Get Ready for Tornado Season

Tornadoes are nature's most violent storms. They can appear without warning and be invisible until dust and debris are picked up or a funnel cloud appears. Be prepared to act quickly. Planning and practicing specifically how and where you take shelter is a matter of survival. Tornadoes can occur at any time of the year, making advance preparation vitally important.

        Prepare for a Tornado
  • Familiarize yourself with the terms that are used to identify a tornado hazard.
    • A tornado watch means a tornado is possible in your area.
    • A tornado warning means a tornado has been spotted in your area, and you need to take shelter immediately.
  • Determine in advance where you will take shelter in case of a tornado warning.
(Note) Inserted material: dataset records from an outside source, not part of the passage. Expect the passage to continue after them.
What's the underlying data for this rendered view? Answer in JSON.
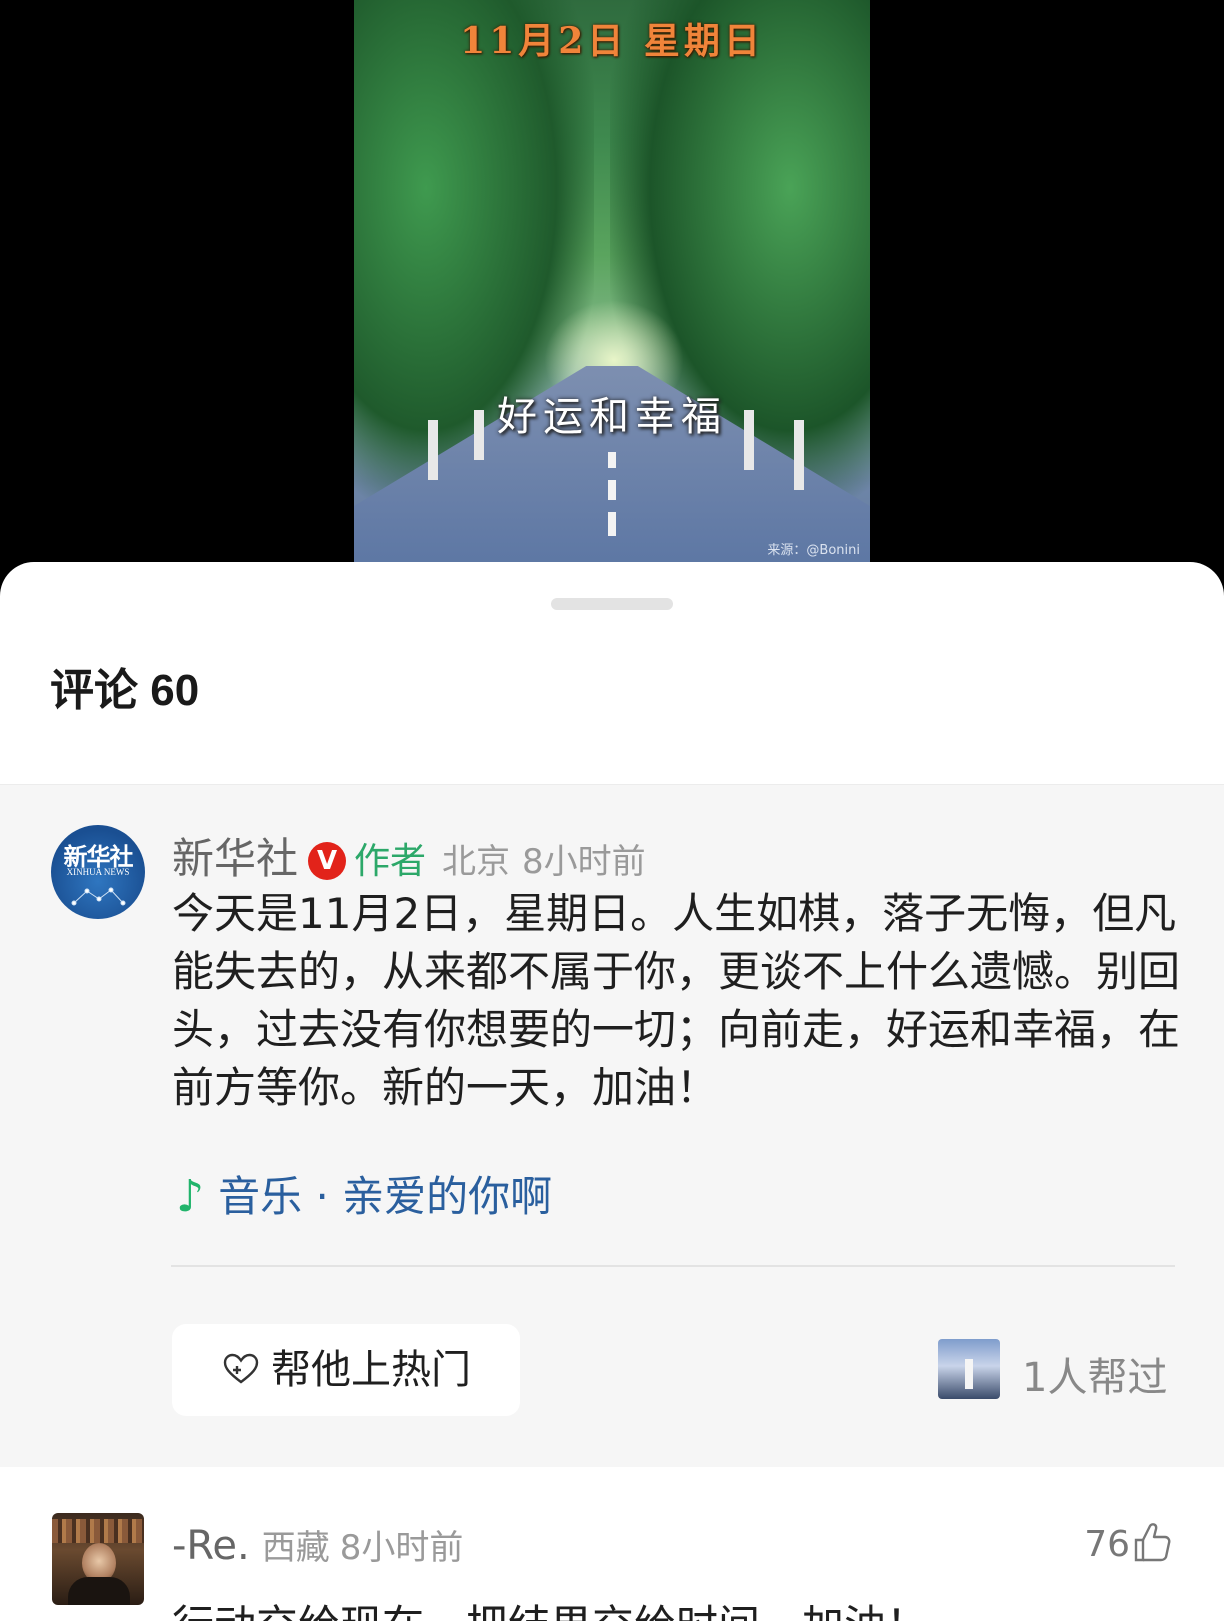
{
  "video": {
    "date_text": "11月2日  星期日",
    "caption": "好运和幸福",
    "source": "来源：@Bonini"
  },
  "comments_header": {
    "label": "评论 60"
  },
  "pinned_comment": {
    "avatar_text": "新华社",
    "avatar_subtext": "XINHUA NEWS",
    "author": "新华社",
    "verified_mark": "V",
    "author_tag": "作者",
    "location": "北京",
    "time": "8小时前",
    "text": "今天是11月2日，星期日。人生如棋，落子无悔，但凡能失去的，从来都不属于你，更谈不上什么遗憾。别回头，过去没有你想要的一切；向前走，好运和幸福，在前方等你。新的一天，加油！",
    "music_icon": "music-note-icon",
    "music_link": "音乐 · 亲爱的你啊",
    "hot_button_icon": "heart-plus-icon",
    "hot_button": "帮他上热门",
    "helpers": "1人帮过"
  },
  "comment2": {
    "author": "-Re.",
    "location": "西藏",
    "time": "8小时前",
    "likes": "76",
    "like_icon": "thumbs-up-icon",
    "text": "行动交给现在，把结果交给时间，加油！"
  },
  "colors": {
    "accent_green": "#2ca869",
    "link_blue": "#2a5f9e",
    "verified_red": "#e2231a",
    "date_orange": "#f0843a"
  }
}
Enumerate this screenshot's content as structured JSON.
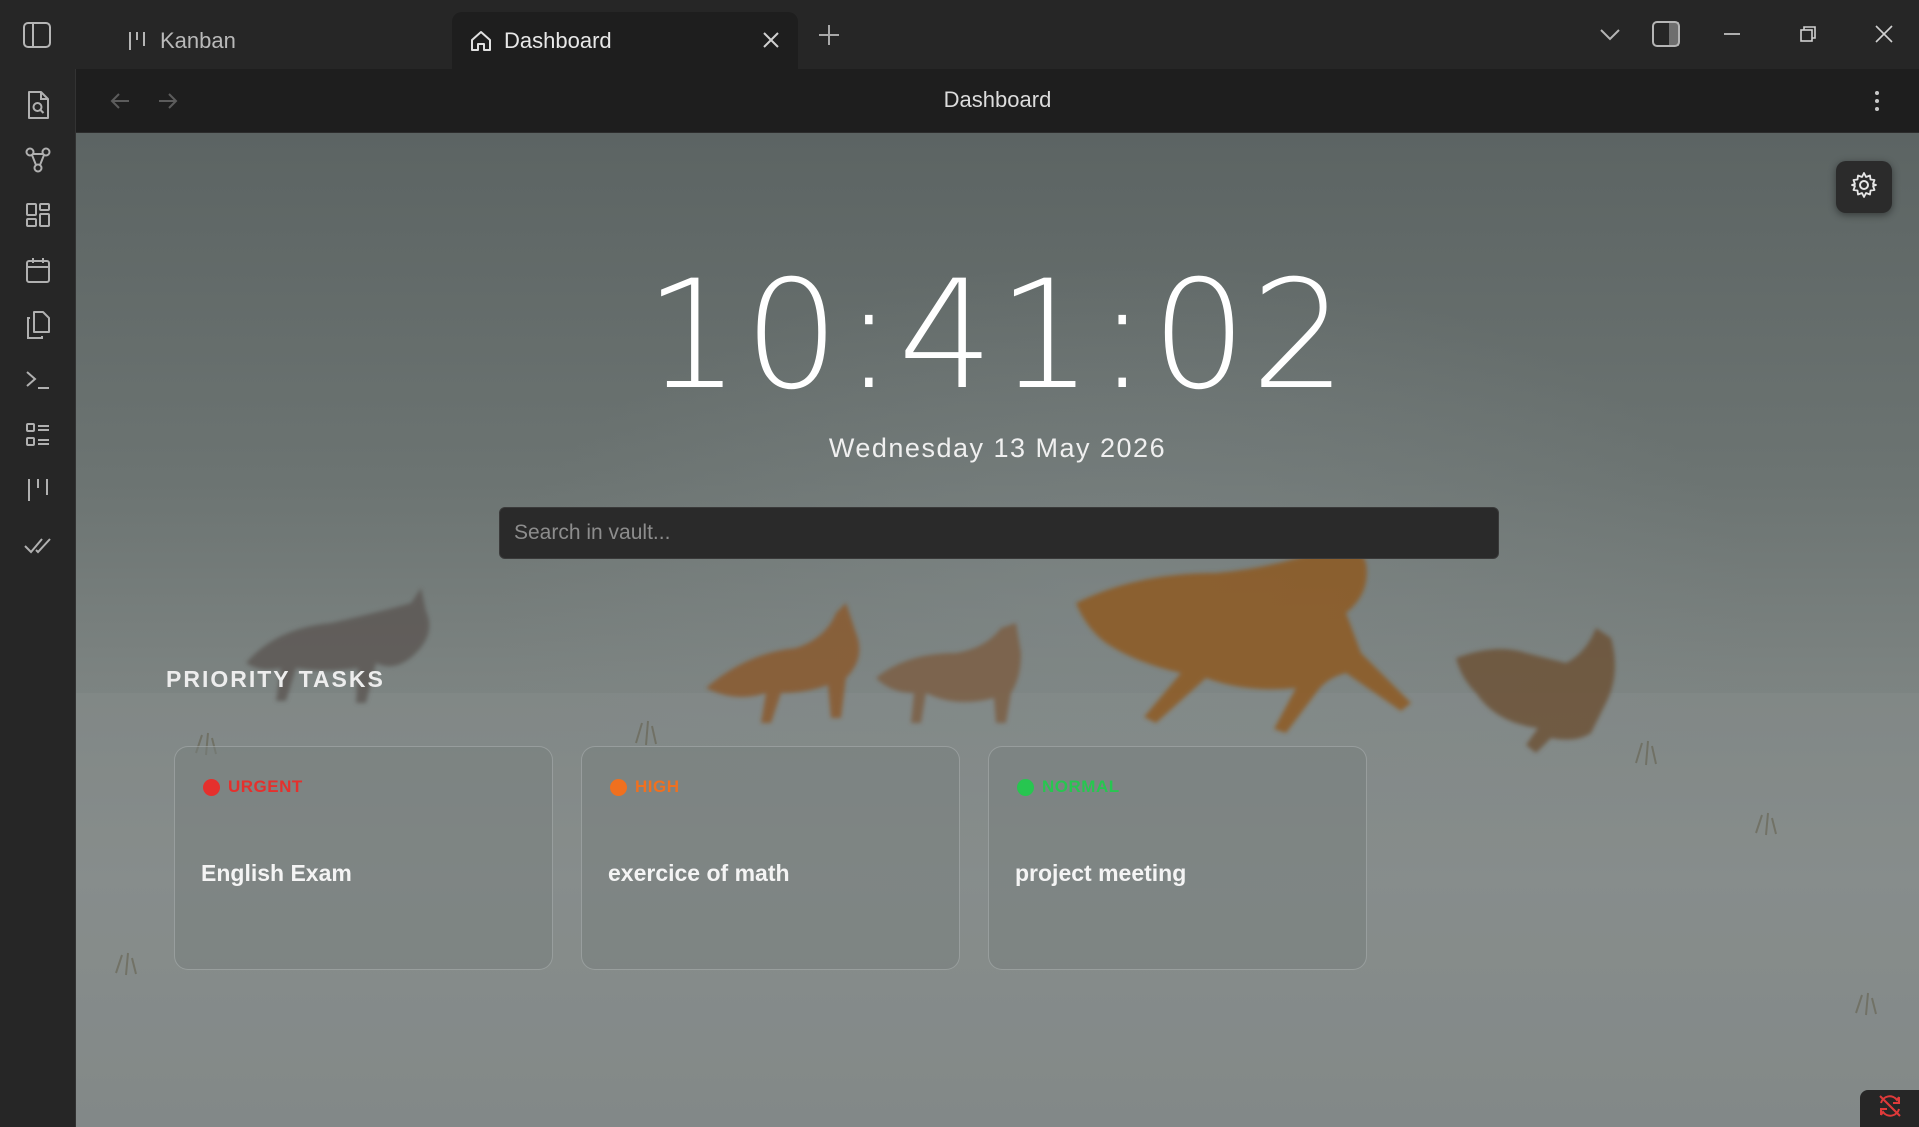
{
  "titlebar": {
    "tabs": [
      {
        "label": "Kanban",
        "icon": "kanban-icon",
        "active": false
      },
      {
        "label": "Dashboard",
        "icon": "home-icon",
        "active": true
      }
    ]
  },
  "ribbon": {
    "items": [
      "file-search-icon",
      "graph-icon",
      "grid-icon",
      "calendar-icon",
      "copy-icon",
      "terminal-icon",
      "list-icon",
      "kanban-icon",
      "check-icon"
    ]
  },
  "header": {
    "title": "Dashboard"
  },
  "dashboard": {
    "clock": "10:41:02",
    "date": "Wednesday 13 May 2026",
    "search_placeholder": "Search in vault...",
    "section_title": "PRIORITY TASKS",
    "tasks": [
      {
        "priority": "URGENT",
        "title": "English Exam",
        "color": "#e5302d"
      },
      {
        "priority": "HIGH",
        "title": "exercice of math",
        "color": "#f0701f"
      },
      {
        "priority": "NORMAL",
        "title": "project meeting",
        "color": "#27c650"
      }
    ]
  },
  "colors": {
    "titlebar_bg": "#262626",
    "content_bg": "#1e1e1e",
    "accent_urgent": "#e5302d",
    "accent_high": "#f0701f",
    "accent_normal": "#27c650",
    "sync_error": "#e03a3a"
  }
}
Storm cellars or basements provide the best protection.
  • If underground shelter is not available, go into an interior room or hallway on the lowest floor possible.
  • In a high-rise building, go to a small interior room or hallway on the lowest floor possible.
  • Stay away from windows, doors and outside walls. Go to the center of the room. Stay away from corners because they attract debris.
  • A vehicle, trailer or mobile home does not provide good protection. Plan to go quickly to a building with a strong foundation, if possible.
  • If shelter is not available, lie flat in a ditch or other low-lying area. Do not get under an overpass or bridge. You are safer in a low, flat location.